Stinky Corpse Flower Alice Blooms In Chicago Botanical Garden

Updated on

Massive crowds flocked to the Chicago Botanical Garden on Tuesday evening to see a corpse flower in bloom. The corpse flower surprisingly began blooming late Monday. It was an opportunity for plant lovers to take selfies with the beautiful but smelly flower that measured 55 inches tall. Dubbed Alice, it is one of the eight corpse flowers at the Chicago Botanical Garden.

Spike failed to bloom last month

Alice is a sibling of Spike, another flower that failed to bloom as expected last month. The garden authorities have moved Spike to a different greenhouse where she will be nurtured to bloom in 3-5 years. The Chicago Botanical Garden said on its website that corpse flowers are notoriously unpredictable, so they wanted to be sure that Alice would bloom before officially announcing it.
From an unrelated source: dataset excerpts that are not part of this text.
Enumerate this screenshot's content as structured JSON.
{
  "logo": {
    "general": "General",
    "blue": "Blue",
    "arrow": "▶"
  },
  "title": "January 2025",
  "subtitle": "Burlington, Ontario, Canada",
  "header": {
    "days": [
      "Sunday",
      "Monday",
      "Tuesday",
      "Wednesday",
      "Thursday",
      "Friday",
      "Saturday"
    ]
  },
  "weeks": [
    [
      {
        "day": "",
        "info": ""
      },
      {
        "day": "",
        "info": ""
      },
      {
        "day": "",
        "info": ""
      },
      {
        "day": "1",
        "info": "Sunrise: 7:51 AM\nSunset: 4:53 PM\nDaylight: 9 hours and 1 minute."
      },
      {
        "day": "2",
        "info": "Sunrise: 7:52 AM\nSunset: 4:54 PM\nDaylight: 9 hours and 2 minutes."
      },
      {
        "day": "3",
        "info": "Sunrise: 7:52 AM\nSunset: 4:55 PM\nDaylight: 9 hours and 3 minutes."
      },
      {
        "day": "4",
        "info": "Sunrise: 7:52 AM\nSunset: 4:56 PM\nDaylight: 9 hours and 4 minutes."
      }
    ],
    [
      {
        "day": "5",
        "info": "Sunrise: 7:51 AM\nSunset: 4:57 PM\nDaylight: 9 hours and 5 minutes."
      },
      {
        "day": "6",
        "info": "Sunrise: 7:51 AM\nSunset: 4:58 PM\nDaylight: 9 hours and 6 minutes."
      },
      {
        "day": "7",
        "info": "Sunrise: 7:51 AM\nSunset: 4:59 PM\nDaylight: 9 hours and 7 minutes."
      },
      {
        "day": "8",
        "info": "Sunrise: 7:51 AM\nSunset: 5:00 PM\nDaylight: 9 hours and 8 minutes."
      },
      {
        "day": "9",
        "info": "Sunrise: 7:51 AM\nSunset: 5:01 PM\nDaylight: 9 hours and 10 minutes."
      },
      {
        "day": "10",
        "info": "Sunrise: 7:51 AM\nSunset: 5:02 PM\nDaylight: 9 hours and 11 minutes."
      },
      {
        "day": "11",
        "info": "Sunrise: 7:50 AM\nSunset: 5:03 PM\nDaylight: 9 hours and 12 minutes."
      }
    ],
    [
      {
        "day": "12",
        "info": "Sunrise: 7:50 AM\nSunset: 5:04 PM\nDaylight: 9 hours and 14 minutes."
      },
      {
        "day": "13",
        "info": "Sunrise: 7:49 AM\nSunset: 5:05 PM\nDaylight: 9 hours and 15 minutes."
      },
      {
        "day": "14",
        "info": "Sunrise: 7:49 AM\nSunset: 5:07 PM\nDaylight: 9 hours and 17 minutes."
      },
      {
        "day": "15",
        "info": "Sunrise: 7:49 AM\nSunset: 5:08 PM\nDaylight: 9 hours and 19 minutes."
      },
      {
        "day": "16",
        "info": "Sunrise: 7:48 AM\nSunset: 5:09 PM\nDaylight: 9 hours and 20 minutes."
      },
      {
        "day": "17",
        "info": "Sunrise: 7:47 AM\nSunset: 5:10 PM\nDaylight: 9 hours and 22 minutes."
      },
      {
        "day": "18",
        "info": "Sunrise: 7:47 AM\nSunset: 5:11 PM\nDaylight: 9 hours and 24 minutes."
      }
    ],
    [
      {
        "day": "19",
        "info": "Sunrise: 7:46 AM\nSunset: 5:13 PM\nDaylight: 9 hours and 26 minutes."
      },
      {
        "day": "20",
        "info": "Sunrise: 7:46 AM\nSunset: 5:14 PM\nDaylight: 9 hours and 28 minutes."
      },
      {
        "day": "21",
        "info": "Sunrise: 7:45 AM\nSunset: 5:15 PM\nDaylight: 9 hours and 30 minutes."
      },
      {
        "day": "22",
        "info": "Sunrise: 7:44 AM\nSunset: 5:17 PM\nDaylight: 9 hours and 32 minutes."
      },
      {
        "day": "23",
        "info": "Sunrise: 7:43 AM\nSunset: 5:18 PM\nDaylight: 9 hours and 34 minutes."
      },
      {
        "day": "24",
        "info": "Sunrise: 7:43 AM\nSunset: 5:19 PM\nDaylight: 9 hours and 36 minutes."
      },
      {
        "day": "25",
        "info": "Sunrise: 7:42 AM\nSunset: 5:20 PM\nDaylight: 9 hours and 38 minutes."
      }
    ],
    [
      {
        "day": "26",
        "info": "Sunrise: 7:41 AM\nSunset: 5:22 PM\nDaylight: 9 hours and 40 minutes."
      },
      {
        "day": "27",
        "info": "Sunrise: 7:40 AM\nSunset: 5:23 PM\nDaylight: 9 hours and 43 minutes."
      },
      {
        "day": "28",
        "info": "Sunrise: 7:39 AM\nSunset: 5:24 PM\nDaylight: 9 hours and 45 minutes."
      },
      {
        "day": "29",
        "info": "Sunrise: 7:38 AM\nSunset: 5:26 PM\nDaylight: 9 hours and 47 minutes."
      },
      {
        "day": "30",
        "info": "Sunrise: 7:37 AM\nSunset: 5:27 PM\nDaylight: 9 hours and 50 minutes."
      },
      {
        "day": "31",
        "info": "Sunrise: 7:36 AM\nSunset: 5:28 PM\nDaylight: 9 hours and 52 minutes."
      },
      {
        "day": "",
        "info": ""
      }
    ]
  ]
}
The corpse flowers, whose botanical name is Amorphophallus titanum, stink like rotten flesh when blooming. However, some evening visitors to the garden were relieved that much of its smell had dissipated over the day. One of the visitors told Reuters that Alice lived up to her reputation of corpse flower early in the Wednesday morning, giving off a nasty smell.

Why the corpse flower smells so bad

The horrendous stink attracts pollinators that help it reproduce. Carrion beetles and flies that usually feed on dead animals are attracted by the corpse flower’s notoriously bad smell. These insects are coated with pollen when they move into the plant’s thick interior axis. Then these insects cross-pollinate other corpse flowers. On Tuesday morning, Alice stood 55 inches tall with a girth of 35 inches. Soon she will start shrinking in size.

Corpse flowers are native to Indonesia. They bloom only once every ten years. The Chicago Botanical Garden said some of Alice’s pollen will be distributed to other gardens that have the corpse flower plants. Wondering why it smells so stinky? Because of a combination of indole, trimethylamine, benzyl alcohol, isovaleric acid, dimethyl disulfide, and dimethyl trisulfide.